Varikosel, testisten kirli kanı drene eden damarların anormal genişlemesi ve içindeki kanın geri kaçması olarak tanımlanabilir. Venöz damarların yeterli çalışmaması neticesinde kirli kan uzaklaştırılamayarak birikir ve testiste sperm üretimini bozacak şekilde bir takım değişikliklere yol açar. Çocuk sahibi olamamış erkeklerin yaklaşık üçte birinde varikosel bulunmaktadır.
Varikoselin varlığı, genişlemiş damarların skrotal kese üzerinden görülmesiyle kolayca anlaşılabilir. Bu şekilde gözle de görülebilen varikosel ileri evre olarak kabul edilir. Bunun yanı sıra bazı varikosellerde ancak elle muayene edildiğinde ve hasta ayakta iken ıkındırılarak tanı konabilir. Bunlar daha hafif şiddette olguları oluşturur. Doppler ultrason tetkiki ile de tanı konabilmekle birlikte, bu tip subklinik yani muayene ile anlaşılamayan varikosellerin anlamlı bir önemi yoktur. Varikosel tanısı bazı çok özel durumlar dışında esas olarak klinik muayene ile konulur.

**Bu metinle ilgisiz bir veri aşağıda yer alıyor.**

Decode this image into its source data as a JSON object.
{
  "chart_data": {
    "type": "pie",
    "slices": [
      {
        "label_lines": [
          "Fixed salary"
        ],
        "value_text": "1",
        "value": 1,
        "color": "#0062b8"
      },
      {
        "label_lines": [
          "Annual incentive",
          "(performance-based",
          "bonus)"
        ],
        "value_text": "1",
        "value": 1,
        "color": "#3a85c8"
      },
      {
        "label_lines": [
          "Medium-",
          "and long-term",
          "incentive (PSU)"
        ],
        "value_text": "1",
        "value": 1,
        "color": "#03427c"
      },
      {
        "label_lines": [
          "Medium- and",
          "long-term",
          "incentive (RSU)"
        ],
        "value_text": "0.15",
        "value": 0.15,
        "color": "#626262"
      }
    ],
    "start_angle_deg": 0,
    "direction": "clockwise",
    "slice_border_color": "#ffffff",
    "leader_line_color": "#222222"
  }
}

Varikosel testiste sperm üretimini değişik mekanizmalarla bozmakta. Bunlar arasında kan akımında yavaşlama, dokuda oksijen azlığına bağlı hasar ya da böbrek üstü bezlerden geri kaçan toksik maddelerin etkileri sayılabilir. Neticede sperm kalitesinde değişik derecelerde bozulma ortaya çıkar. Bunun klinik yansıması sperm tahlillerinde sayı azalması ve hareketli sperm oranlarında düşme ile kendini belli eder. Ancak son yıllarda bir diğer parametre olarak da oksidatif streste artış yapması kabul edilmekte. Oksidatif stres, seminal plazmada biriken toksik metabolik ürünlerde artış yaparak, içinde yüzen sperm hücrelerinin fonksiyonunu bozar. Oksidatif stresin son noktası ise sperm DNA hasarı neticesi hücre ölümüdür. Buna dayanarak da sperm değerleri normal de olsa, DNA hasarı yüksekse bu olgularda varikoselin düzeltilmesi önerilmekte.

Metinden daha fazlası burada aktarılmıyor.